Sarkoth couldn’t even process that. He just gaped, an expression of disbelief on his face.
Mykor’s hand clutched the microphone on its adjustable stand, and dragged it down to the ground. Now it was inches from Sarkoth’s face. “I listened to Wilseth talk through the door. He was trying to get you to do this. But he allowed you to get free, and I couldn’t take the chance that you’d escape.”
“No,” Sarkoth gasped. “I can’t.”
“You can,” the phobia resonator now twinkled in Mykor’s hands.

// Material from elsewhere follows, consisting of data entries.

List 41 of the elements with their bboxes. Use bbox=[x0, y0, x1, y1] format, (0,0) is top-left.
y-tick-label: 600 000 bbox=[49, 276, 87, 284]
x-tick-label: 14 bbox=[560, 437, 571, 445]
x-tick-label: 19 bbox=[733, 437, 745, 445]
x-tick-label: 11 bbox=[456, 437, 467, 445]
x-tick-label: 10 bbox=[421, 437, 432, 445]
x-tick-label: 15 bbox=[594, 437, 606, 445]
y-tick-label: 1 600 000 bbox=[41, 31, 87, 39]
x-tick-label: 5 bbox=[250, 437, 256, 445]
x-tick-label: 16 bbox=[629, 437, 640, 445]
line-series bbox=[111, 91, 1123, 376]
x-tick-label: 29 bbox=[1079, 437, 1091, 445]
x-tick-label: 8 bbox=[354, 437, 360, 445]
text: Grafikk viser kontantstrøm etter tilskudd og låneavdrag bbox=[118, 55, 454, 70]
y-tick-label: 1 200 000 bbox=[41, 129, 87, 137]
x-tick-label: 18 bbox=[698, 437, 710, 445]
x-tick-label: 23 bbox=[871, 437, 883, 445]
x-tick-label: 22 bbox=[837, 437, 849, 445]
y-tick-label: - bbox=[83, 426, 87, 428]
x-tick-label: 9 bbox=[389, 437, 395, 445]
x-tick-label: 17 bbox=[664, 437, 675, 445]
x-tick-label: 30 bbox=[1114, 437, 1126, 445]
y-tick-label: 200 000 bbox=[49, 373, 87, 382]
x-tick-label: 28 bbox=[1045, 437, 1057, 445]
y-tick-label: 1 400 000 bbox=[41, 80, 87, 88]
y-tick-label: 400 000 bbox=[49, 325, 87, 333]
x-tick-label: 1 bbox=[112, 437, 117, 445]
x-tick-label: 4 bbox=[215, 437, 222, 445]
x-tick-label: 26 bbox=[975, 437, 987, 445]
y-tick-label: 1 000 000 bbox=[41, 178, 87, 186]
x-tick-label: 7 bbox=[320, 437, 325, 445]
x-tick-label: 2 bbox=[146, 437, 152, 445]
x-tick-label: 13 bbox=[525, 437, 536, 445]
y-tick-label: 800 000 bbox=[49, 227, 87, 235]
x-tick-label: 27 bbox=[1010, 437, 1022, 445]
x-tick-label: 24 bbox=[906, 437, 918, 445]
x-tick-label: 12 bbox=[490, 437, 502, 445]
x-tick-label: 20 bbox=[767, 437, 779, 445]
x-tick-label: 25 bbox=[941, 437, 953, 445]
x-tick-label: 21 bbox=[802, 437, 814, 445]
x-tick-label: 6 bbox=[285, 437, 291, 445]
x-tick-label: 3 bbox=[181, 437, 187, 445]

The Prime Minister groaned in despair as the hateful disc of metal drifted closer and closer to his skin. “This is insanity. The planet’s too close – do you understand that, Kymmure? It’s too close. We’ll get hit by blowback.”
“It’s the only way to destroy Caitanya-9. And unless it goes, the Sons of the Vanitar have won. The human race is doomed.”
“No! It’s not going to destroy us! If it was going to, it would have already.”
“Argue with this thing, not me,” Mykor put the phobia resonator to Sarkoth’s skull, on setting 1.
He spasmed and screamed at the demons inside.
“Do it,” Mykor said. “Give the command, and then this stops. In another ten seconds, we go to level 2.”